Claude Opus 4.5 Now Available in Cline
Claude Opus 4.5 is now in Cline with 80.9% SWE-bench performance and up to 65% fewer tokens. $5/$15 per million tokens, 200K context.
TL;DR
- Claude Opus 4.5 is now available in Cline with 80.9% SWE-bench Verified performance
- Up to 65% fewer tokens than previous models on comparable tasks — better efficiency for long sessions
- $5/$15 per million tokens (input/output) with 200K context window; available now as
claude-opus-4-5
What Dropped
Anthropic's Claude Opus 4.5 is live in Cline. This is the company's most capable model yet, built for complex, multi-step coding problems where reasoning and tool orchestration matter. It's not a minor update — it's a meaningful step up in capability.
The Dev Angle
Opus 4.5 hits 80.9% on SWE-bench Verified and 59.3% on Terminal-bench 2.0. More importantly: it uses dramatically fewer tokens to get there. In Anthropic's testing, at medium effort Opus 4.5 matches Sonnet 4.5's best SWE-bench score while using 76% fewer output tokens. At high effort, it exceeds Sonnet 4.5 by 4.3 percentage points while using 48% fewer tokens.

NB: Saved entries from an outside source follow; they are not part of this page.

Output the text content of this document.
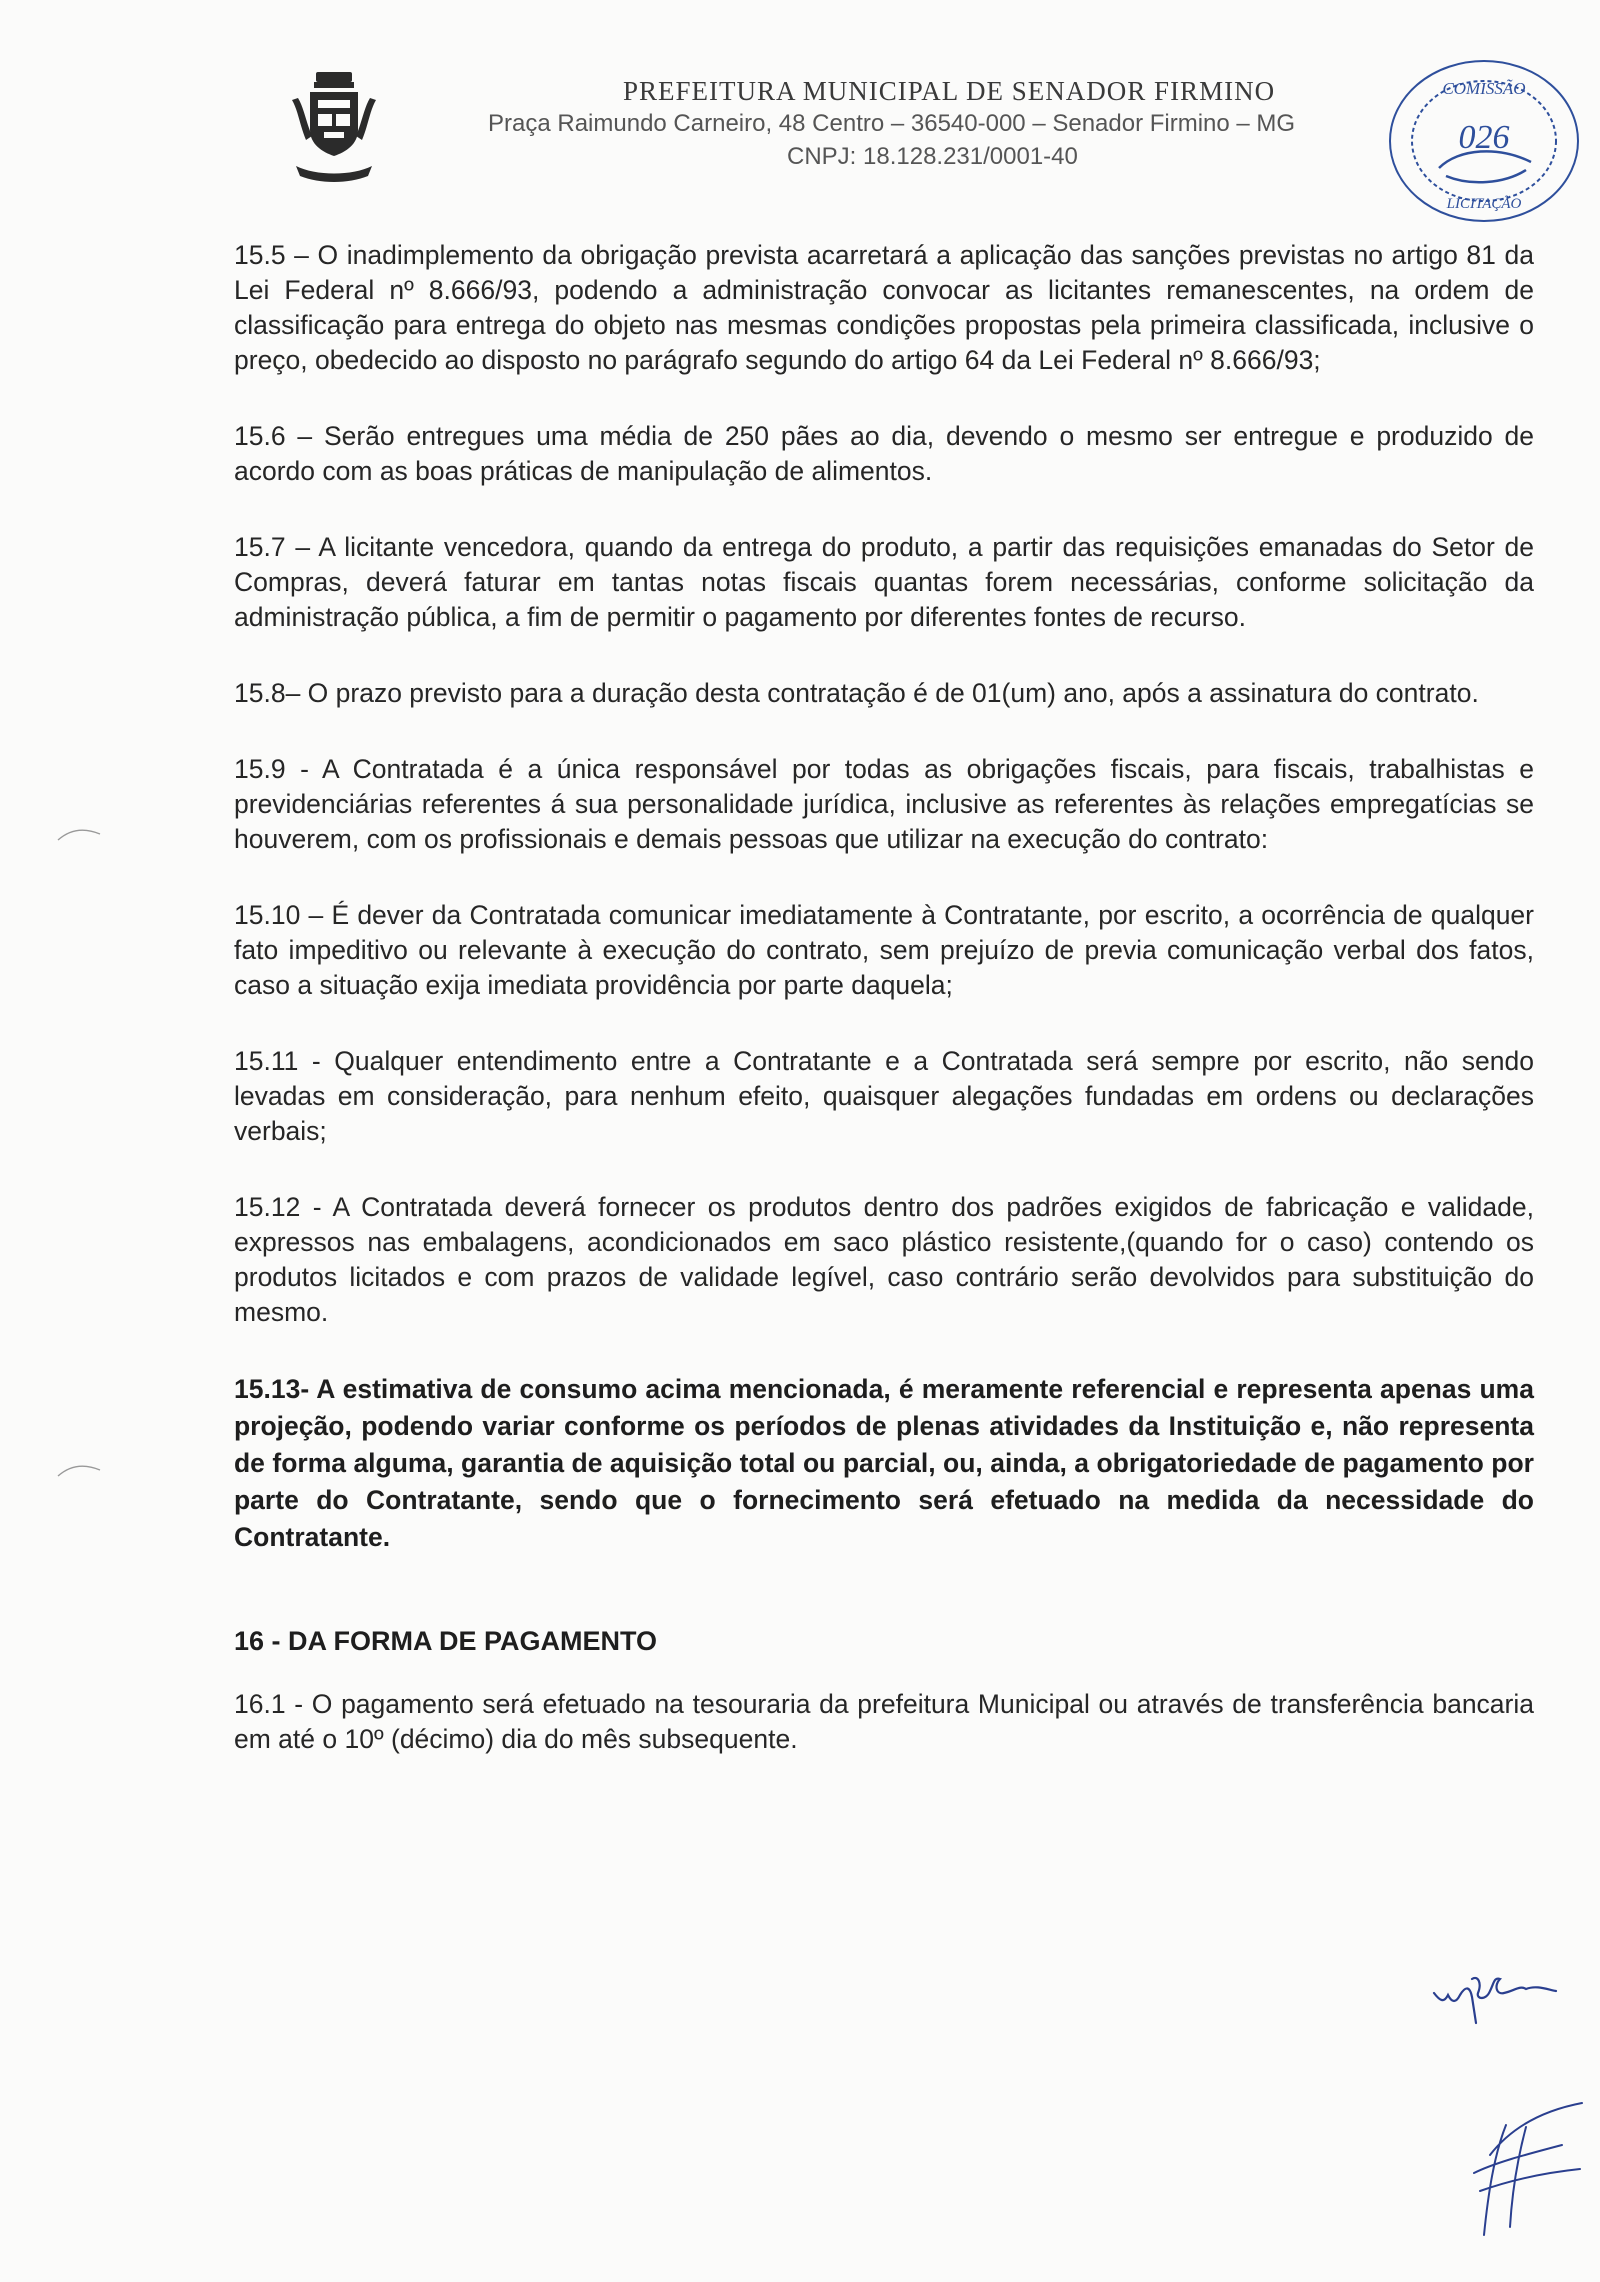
PREFEITURA MUNICIPAL DE SENADOR FIRMINO
Praça Raimundo Carneiro, 48 Centro – 36540-000 – Senador Firmino – MG
CNPJ: 18.128.231/0001-40
COMISSÃO
026
LICITAÇÃO

15.5 – O inadimplemento da obrigação prevista acarretará a aplicação das sanções previstas no artigo 81 da Lei Federal nº 8.666/93, podendo a administração convocar as licitantes remanescentes, na ordem de classificação para entrega do objeto nas mesmas condições propostas pela primeira classificada, inclusive o preço, obedecido ao disposto no parágrafo segundo do artigo 64 da Lei Federal nº 8.666/93;

15.6 – Serão entregues uma média de 250 pães ao dia, devendo o mesmo ser entregue e produzido de acordo com as boas práticas de manipulação de alimentos.

15.7 – A licitante vencedora, quando da entrega do produto, a partir das requisições emanadas do Setor de Compras, deverá faturar em tantas notas fiscais quantas forem necessárias, conforme solicitação da administração pública, a fim de permitir o pagamento por diferentes fontes de recurso.

15.8– O prazo previsto para a duração desta contratação é de 01(um) ano, após a assinatura do contrato.

15.9 - A Contratada é a única responsável por todas as obrigações fiscais, para fiscais, trabalhistas e previdenciárias referentes á sua personalidade jurídica, inclusive as referentes às relações empregatícias se houverem, com os profissionais e demais pessoas que utilizar na execução do contrato:

15.10 – É dever da Contratada comunicar imediatamente à Contratante, por escrito, a ocorrência de qualquer fato impeditivo ou relevante à execução do contrato, sem prejuízo de previa comunicação verbal dos fatos, caso a situação exija imediata providência por parte daquela;

15.11 - Qualquer entendimento entre a Contratante e a Contratada será sempre por escrito, não sendo levadas em consideração, para nenhum efeito, quaisquer alegações fundadas em ordens ou declarações verbais;

15.12 - A Contratada deverá fornecer os produtos dentro dos padrões exigidos de fabricação e validade, expressos nas embalagens, acondicionados em saco plástico resistente,(quando for o caso) contendo os produtos licitados e com prazos de validade legível, caso contrário serão devolvidos para substituição do mesmo.

15.13- A estimativa de consumo acima mencionada, é meramente referencial e representa apenas uma projeção, podendo variar conforme os períodos de plenas atividades da Instituição e, não representa de forma alguma, garantia de aquisição total ou parcial, ou, ainda, a obrigatoriedade de pagamento por parte do Contratante, sendo que o fornecimento será efetuado na medida da necessidade do Contratante.

16 - DA FORMA DE PAGAMENTO

16.1 - O pagamento será efetuado na tesouraria da prefeitura Municipal ou através de transferência bancaria em até o 10º (décimo) dia do mês subsequente.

For Cline workflows, this compounds. Longer sessions, more work done per dollar. The model "just gets it" on complex, multi-system bugs — tasks that were near-impossible for Sonnet 4.5 are now within reach. Heavy MCP usage with multiple tools orchestrated together? This is where Opus 4.5 shines.
Pricing is $5 per million input tokens and $15 per million output tokens. The 200K context window gives you room to work with larger codebases and longer conversation histories.
Should You Care?
If you're running straightforward coding tasks, Sonnet 4.5 remains the right call — it's fast, capable, and cost-effective for day-to-day work. Stick with it.
If you're hitting walls on complex problems — ambiguous bugs across multiple systems, heavy tool orchestration, reasoning-heavy tasks — Opus 4.5 is worth switching to. The token efficiency means the cost premium often pays for itself on longer sessions. The model's reasoning capability is genuinely better.
For teams already using Cline with faster model switching, this makes it easier to reach for the right tool at the right time. Use Sonnet for quick fixes, Opus for the hard problems.